State ex rel. Stephan v. Parrish, 257 Kan. 294, 891 P.2d 445 (1995), which the Clinic relies upon, does not help its cause since it is distinguishable based upon the clear lack of any conceivable rational basis for the classification of taxpayers. There, the court was confronted with legislation which afforded tax amnesty for certain taxpayers in Leavenworth County who failed to report and pay taxes on personal property. The court concluded:
"[T]he determination of the constitutionality of §14 is one of equal protection and fundamental fairness as required by the Kansas Constitution. Section 14 is an unreasonable grant of a tax amnesty or 'window of opportunity' based solely on a characteristic or status of the taxpayer rather than upon appropriate classification of the property.
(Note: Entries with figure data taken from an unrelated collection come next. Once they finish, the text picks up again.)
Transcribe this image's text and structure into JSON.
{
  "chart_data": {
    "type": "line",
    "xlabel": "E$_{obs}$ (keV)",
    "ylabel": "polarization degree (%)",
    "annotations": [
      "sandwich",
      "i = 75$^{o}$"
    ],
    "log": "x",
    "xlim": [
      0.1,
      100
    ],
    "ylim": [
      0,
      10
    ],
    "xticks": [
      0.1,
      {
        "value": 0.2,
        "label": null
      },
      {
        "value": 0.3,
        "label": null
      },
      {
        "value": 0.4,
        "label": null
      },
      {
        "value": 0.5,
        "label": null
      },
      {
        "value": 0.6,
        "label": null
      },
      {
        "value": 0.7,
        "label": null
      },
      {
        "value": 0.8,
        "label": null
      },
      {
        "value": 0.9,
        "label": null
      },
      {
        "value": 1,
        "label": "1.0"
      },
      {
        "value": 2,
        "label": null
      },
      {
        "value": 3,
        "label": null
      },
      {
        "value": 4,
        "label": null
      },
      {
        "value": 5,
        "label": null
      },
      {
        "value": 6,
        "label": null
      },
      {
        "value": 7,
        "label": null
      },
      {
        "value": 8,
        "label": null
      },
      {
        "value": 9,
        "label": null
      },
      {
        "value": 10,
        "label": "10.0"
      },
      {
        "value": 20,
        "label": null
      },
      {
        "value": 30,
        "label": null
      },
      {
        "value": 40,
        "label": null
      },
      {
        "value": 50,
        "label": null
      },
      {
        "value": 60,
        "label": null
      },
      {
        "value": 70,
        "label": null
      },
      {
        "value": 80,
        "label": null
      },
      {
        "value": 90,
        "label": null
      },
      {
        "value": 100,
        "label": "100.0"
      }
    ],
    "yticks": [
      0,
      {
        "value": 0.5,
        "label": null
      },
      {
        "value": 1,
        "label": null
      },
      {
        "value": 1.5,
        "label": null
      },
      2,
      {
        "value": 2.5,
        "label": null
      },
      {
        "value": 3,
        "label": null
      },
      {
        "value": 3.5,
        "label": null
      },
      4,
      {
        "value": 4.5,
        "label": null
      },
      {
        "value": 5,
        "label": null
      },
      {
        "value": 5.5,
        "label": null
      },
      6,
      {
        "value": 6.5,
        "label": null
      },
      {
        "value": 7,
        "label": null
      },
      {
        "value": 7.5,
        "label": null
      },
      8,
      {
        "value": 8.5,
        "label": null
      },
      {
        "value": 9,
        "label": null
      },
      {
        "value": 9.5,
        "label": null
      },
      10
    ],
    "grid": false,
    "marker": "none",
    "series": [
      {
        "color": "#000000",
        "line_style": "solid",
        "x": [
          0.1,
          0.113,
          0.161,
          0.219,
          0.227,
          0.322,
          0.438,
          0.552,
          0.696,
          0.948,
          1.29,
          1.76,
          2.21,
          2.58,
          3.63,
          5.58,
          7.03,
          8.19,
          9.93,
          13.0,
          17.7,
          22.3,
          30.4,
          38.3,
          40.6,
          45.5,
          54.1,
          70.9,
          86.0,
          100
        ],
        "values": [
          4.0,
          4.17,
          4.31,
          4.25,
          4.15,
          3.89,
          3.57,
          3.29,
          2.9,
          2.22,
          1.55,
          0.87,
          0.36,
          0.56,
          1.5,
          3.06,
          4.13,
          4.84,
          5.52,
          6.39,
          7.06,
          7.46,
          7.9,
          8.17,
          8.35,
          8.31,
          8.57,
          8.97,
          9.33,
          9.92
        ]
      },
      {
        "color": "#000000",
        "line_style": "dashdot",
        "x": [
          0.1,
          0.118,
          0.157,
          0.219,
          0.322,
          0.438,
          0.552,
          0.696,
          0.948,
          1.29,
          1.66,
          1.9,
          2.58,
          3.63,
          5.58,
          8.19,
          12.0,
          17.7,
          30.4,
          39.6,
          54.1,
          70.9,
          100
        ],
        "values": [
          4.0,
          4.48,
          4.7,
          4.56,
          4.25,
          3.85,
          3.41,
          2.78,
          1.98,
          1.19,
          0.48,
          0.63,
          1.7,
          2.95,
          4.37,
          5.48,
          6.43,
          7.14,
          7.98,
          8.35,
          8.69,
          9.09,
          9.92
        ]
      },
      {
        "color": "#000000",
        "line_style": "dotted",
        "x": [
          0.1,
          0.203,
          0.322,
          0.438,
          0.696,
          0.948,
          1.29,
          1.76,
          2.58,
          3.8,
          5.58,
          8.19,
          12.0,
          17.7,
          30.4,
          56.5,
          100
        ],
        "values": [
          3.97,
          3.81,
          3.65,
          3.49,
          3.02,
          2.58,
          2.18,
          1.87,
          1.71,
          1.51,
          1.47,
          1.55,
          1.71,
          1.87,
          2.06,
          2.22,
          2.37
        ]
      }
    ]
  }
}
Taxpayers are divided into two classes, those who honestly reported their property for taxation or those who, for whatever reason, did not report their property for taxation or underreported the property if returned. The latter group are granted freedom from taxation and statutory penalties, while the former group is not. Such discrimination, when judged against the taxation guidelines, is arbitrary and lacks the rational basis necessary to be constitutional." 257 Kan. at 311.
Unlike the special tax legislation in Parrish, we can reasonably conceive of a legislative state interest that the 2003 amendment to K.S.A. 79-213(k) could be designed to achieve. Though the application of the 2003 amendment to K.S.A. 79-213(k) to the Clinic violated its right to due process, it did not violate its right to the equal protection of the law.